US eyes better relations with Venezuela in post-Chavez era

US eyes better relations with Venezuela in post-Chavez era

The Obama administration is looking toward a post-Chavez era hoping to improve relations with Venezuela, but analysts say it remains unclear if any successor to the fiercely anti-American leader will embrace new ties.
Even though the exact state of President Hugo Chavez’s health is unknown as he languishes out of sight in a Cuba hospital, it is clear US officials believe he may never return to power in Caracas.
Even before Chavez headed back to Havana on Dec. 10 for his fourth cancer operation, American officials were maneuvering to extend an olive branch to top Venezuelan Cabinet officials.

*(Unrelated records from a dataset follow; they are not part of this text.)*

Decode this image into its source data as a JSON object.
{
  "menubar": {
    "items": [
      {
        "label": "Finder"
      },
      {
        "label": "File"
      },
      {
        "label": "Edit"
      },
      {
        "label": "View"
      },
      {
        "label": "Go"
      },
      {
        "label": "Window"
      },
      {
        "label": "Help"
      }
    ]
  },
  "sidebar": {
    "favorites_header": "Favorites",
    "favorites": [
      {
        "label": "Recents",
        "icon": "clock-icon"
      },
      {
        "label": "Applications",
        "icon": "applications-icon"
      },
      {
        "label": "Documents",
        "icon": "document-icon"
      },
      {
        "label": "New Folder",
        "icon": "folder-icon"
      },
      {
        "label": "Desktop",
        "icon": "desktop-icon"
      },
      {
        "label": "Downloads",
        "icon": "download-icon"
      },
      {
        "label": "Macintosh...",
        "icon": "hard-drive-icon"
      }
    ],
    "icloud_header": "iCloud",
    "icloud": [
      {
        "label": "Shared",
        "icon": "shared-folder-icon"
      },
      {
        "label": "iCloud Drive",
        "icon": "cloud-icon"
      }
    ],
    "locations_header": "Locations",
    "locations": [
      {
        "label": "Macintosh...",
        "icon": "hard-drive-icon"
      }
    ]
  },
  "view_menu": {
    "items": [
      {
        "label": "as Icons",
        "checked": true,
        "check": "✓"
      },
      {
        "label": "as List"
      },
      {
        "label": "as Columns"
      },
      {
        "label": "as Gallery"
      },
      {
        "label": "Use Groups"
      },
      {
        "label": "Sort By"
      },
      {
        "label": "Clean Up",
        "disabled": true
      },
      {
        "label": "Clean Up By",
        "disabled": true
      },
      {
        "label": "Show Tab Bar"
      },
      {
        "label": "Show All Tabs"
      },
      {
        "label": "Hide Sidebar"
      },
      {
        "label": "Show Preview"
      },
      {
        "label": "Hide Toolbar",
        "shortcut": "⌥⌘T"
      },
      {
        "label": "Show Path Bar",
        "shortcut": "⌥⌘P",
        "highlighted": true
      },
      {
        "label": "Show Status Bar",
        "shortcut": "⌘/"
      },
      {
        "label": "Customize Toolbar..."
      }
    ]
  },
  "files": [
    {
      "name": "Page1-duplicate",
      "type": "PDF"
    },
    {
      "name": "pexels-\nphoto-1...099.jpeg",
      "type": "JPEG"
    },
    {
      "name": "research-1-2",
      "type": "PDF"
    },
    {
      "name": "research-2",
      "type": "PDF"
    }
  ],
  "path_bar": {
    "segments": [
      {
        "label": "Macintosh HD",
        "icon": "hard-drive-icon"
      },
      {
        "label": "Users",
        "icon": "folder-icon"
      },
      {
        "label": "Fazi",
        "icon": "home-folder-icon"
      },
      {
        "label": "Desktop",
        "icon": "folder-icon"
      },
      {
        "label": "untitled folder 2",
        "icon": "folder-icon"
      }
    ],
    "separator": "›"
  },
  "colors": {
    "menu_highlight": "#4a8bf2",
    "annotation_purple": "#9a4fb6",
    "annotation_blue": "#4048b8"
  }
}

Assistant Secretary for Latin America Roberta Jacobson seized the initiative in late November when she telephoned Venezuelan Vice President Nicolas Maduro, whom Chavez designated his political heir.
“The prospect of the transition from Chavez to another leader opened up the possibility of resetting the relationship and putting it not necessarily on a friendly course, but on a correct course,” expert Cynthia Arnson said. The first essential step would be to reinstate their ambassadors, said Arnson, director of the Latin American program at the Woodrow Wilson International Center for Scholars.
Caracas and Washington have been operating embassies in each country without an ambassador since a diplomatic spat in 2010.
Jacobson took the opportunity to discuss issues of joint concern such as combating drug-trafficking, counter-terrorism and energy cooperation. Venezuela is sitting on major oil reserves and accounts for some 10 percent of US oil imports.
“We have for some time made clear that we were willing and open to trying to improve our ties with Venezuela,” State Department spokeswoman Victoria Nuland told reporters this week.
Washington had already proposed some ideas on how to improve ties step-by-step, she added, refusing to go into specifics.
“If the Venezuelan people want to move forward with us, we think there is a path that’s possible. It’s just going to take two to tango,” she said. But Chavez, who since assuming power in 1999 has long worked to forge an anti-US alliance among leftist leaders in Latin America, “was not really interested” in boosting ties, Arnson said.
Fellow expert Eric Farnsworth, vice-president of the Council of Americas think tank, agreed, and also blamed Chavez’s intransigence over the years. “Washington does not want and has never wanted a bad relationship with Venezuela and Washington has been frustrated by the persistence of the poor relationship with Venezuela,” he said.
“It has been looking for some times for ways to improve.”
And he cautioned that whoever succeeds Chavez — whether it be Maduro or national assembly speaker Diosdado Cabello recently re-elected in a closing of the ranks by the ruling United Socialist Party — there is no guarantee ties will take a turn for the better.
Any new leader would have to show he is steeped in the socialist revolution, and the policies so directly associated with Chavez.
A new president would have to “show to the Venezuelan people that they are true to the Chavez legacy, they will have to show that they are truly ‘Chavista’ and that is how they will gain political legitimacy,” Farnsworth said. Last week after revealing the phone call with Jacobson, Maduro underlined their divergences, stressing the two countries “have absolutely opposed historical and political points of view (and) huge ideological differences.” And conservatives are anxiously watching the US government’s moves.
“If Washington and Caracas were to restore ambassadors at this crucial time, it would crush the hopes of the democratic opposition,” said Roger Noriega, who was Jacobson’s predecessor under former president George W. Bush.
He argued such a move would “legitimize Maduro and the Chavista succession, and interfere with ongoing US law enforcement investigations against the Venezuelan narcostate.”